Брат, между прочим, сперва запрещал ей лечиться, говоря, что болезнь надо преодолеть. Лиля, привыкшая ему верить, послушно повиновалась. У них были прочно сложившиеся отношения вассала и сюзерена: в пять лет Лиля делала для Валериана чудеса («Он заставил меня тогда поклясться (уже было 5 лет), что я не совершила в жизни ни одного преступления, и мы пошли делать чудеса. Он налил в ковшик воды и сказал: “Скажи, чтобы она стала вином”. Я сказала. “Попробуй”. Я попробовала… “Да, совсем вино”. ‹…› Но Тоня сказала: “Ведь вино красное”. Тогда он вылил мне ковшик на голову. И был уверен, что я скрыла какое-то преступление»), в десять – писала расписку, что шестнадцати лет она выйдет замуж и у нее будет 24 человека детей: «…я всех их буду отдавать ему, а он их будет мучить и убивать». Читая эти Лилины воспоминания, одни твердят о наследственном психическом расстройстве, преследующем семью будущей Черубины, другие – подозревают в ее словах «интересничание» и призывают не принимать их на веру. Но, собственно говоря, почему бы и нет? В сущности, брат Лили Дмитриевой, отношения с которым в раннем детстве значили для нее особенно много (что естественно – младшим сестрам свойственно обожествлять старших братьев, а здесь к тому же восторженная привязанность Лили соединилась с жестким и властным характером Валериана), был тем самым обыкновенным, по Достоевскому, человеком, прилагающим все усилия к тому, чтобы выглядеть оригинальным. Отсюда и все его эскапады вроде нападения на гимназиста-еврея, и требования кровавых «расписок», и извращенные опыты над собой и над младшей сестрой. Не обладая никакими особенными талантами, но нервно и остро чувствуя атмосферу времени, он пытался искать в нем себя, оборачиваясь то жестоким поводырем «малых сих», то мучителем-инквизитором, то воинствующим ницшеанцем, то путешественником-первопроходцем. Лиля наблюдала за этими поисками долгие десять лет, а потом…

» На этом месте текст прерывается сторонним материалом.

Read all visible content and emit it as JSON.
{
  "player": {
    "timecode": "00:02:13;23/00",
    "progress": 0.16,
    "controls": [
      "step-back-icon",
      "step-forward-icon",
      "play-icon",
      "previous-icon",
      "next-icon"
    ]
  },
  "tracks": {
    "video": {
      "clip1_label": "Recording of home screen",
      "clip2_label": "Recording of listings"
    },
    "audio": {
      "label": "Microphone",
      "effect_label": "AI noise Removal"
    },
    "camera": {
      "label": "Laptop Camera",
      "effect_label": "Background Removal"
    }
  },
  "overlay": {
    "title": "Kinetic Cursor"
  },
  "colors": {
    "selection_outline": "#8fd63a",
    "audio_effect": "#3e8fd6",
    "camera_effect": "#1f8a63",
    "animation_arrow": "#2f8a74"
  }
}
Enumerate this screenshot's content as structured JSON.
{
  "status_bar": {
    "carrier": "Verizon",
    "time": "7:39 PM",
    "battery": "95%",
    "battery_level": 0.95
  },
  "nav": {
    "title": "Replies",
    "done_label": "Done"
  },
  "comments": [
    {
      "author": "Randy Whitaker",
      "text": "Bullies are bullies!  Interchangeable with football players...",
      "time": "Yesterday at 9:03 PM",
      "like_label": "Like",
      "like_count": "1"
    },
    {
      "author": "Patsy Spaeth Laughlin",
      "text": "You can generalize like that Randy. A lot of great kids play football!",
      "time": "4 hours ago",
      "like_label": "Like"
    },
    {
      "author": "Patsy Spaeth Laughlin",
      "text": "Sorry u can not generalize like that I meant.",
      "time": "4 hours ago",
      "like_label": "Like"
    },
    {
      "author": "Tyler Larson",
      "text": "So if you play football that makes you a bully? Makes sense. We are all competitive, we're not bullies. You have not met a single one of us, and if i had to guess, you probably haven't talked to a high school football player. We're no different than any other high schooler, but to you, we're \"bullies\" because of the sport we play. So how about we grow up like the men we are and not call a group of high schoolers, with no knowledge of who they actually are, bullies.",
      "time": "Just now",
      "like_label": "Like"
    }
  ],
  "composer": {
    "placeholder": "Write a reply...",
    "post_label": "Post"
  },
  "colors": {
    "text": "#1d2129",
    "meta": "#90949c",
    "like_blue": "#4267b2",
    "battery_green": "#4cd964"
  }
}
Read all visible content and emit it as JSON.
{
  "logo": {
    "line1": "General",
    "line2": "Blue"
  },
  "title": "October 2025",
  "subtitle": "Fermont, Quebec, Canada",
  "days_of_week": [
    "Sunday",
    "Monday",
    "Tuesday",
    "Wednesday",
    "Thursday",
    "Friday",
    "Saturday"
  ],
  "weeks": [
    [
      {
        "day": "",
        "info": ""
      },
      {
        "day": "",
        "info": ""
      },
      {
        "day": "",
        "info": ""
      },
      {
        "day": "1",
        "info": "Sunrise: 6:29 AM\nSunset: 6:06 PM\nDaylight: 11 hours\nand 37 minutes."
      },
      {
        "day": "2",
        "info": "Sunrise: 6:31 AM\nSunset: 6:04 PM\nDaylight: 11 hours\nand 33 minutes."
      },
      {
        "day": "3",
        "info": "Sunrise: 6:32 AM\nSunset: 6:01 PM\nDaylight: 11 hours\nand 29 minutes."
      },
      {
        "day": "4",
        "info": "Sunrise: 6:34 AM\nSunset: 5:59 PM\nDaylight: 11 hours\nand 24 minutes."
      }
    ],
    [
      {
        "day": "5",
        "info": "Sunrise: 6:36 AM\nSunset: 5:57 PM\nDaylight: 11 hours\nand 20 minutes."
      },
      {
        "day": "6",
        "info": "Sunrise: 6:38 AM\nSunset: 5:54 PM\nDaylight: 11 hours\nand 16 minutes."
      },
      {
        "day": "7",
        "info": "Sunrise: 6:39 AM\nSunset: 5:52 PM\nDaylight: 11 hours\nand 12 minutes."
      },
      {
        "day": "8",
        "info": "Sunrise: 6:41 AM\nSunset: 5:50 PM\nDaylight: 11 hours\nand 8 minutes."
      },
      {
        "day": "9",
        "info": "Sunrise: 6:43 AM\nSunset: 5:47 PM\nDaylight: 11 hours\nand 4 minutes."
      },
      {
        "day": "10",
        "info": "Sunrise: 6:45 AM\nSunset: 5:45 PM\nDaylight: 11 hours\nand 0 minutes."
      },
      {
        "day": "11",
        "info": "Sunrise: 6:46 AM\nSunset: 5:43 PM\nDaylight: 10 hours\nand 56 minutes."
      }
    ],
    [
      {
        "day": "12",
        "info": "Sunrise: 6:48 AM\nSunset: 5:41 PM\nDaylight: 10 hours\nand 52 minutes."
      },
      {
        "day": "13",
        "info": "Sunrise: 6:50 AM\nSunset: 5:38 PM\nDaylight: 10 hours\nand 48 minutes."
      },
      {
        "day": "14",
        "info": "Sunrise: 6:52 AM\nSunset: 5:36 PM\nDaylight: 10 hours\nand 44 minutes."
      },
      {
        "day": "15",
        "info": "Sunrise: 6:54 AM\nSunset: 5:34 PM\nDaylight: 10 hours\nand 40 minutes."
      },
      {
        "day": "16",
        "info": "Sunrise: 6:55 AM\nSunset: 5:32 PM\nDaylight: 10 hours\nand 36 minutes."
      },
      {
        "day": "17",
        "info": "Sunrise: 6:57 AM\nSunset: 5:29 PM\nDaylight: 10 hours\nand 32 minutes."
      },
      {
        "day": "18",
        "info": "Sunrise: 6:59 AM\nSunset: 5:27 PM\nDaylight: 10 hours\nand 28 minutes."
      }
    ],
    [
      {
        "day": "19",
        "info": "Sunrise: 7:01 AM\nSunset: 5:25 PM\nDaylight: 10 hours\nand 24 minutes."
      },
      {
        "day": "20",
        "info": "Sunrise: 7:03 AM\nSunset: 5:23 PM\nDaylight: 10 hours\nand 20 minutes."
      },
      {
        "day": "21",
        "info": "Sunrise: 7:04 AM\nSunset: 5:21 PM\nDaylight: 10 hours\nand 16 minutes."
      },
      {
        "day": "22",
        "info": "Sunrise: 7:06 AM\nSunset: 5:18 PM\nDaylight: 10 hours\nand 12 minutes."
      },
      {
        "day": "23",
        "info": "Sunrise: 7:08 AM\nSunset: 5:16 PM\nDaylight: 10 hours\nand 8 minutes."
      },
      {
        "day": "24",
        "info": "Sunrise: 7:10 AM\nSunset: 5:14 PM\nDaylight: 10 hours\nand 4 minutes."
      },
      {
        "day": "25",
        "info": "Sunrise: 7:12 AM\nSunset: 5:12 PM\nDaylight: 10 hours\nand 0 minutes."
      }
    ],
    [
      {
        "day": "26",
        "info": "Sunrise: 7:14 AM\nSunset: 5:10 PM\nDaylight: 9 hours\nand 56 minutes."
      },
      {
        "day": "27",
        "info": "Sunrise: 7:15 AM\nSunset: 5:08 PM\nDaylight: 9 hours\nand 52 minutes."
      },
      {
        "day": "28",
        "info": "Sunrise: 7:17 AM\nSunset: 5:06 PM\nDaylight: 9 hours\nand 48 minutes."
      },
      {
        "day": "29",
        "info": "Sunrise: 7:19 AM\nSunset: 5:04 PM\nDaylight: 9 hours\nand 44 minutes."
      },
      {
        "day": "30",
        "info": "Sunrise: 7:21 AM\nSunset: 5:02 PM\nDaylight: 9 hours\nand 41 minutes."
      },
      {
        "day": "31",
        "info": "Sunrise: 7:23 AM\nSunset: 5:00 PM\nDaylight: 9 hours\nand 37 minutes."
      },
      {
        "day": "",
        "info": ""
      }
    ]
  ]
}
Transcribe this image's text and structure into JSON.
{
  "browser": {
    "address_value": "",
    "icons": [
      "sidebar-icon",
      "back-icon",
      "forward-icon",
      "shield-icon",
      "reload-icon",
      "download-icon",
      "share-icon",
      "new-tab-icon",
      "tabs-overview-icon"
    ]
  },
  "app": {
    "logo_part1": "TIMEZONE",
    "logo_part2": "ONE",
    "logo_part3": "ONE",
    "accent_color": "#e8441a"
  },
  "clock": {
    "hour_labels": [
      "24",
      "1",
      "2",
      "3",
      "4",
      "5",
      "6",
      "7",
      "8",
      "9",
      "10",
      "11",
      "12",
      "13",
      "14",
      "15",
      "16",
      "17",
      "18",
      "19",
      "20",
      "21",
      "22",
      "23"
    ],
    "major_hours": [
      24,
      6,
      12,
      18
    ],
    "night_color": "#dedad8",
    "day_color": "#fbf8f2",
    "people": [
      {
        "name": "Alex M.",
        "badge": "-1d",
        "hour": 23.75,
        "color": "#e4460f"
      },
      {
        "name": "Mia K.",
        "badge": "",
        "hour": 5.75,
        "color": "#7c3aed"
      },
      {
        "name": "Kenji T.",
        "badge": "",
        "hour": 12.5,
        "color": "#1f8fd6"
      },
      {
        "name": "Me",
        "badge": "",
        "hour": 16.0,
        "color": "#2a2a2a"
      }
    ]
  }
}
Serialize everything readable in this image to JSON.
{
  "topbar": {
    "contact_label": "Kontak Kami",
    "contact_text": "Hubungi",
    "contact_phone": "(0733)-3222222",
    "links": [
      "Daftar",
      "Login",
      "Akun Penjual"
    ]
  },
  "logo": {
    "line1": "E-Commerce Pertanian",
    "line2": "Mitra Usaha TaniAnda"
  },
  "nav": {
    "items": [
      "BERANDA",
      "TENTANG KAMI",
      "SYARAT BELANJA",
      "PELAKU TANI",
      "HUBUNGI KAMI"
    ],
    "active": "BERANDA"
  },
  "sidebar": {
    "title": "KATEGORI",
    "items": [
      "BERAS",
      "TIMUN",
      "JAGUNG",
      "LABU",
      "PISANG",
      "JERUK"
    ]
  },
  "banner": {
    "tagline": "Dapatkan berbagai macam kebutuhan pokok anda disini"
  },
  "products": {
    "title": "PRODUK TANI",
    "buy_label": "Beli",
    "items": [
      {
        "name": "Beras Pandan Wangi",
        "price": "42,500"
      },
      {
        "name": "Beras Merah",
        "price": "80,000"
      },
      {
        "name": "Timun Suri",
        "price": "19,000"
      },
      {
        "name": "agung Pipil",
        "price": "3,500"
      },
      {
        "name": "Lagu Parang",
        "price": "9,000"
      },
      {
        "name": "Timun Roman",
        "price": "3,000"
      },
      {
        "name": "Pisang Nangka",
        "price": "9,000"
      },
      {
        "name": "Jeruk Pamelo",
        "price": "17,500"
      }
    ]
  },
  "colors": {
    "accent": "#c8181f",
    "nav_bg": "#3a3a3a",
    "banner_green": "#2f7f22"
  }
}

Когда ему было 18, я вошла в его комнату и увидела, что он плачет. Это было очень страшно. Потому что он никогда не плакал, а только кусал себе губы. Он сказал: «Ты знаешь, я чувствую, что глупею». С тех пор он больше ни о чем не говорил со мной и страшно замкнулся…[11]
Валериан Дмитриев не поглупел. Он просто вырос. Стал морским офицером, командовал подводными лодками и миноносцами, участвовал в Русско-японской и Первой мировой войнах, потопил и взорвал несколько неприятельских кораблей, заслужил ордена, и Лиля писала о нем подруге: «…брат выдержал весь Артур, теперь приходится переживать вторую войну…»[12] Детская жестокость в нем обернулась расчетливостью и властностью; сослуживцы отзывались о Дмитриеве как о хитром и циничном карьеристе, который думает исключительно «о своем личном благополучии, рассчитывая для этого каждый свой шаг и проявляя в этом направлении невероятный цинизм. На глазах начальства он исполнительный, за спиною же делает то, что ему удобно. Доверия к нему нельзя иметь»[13].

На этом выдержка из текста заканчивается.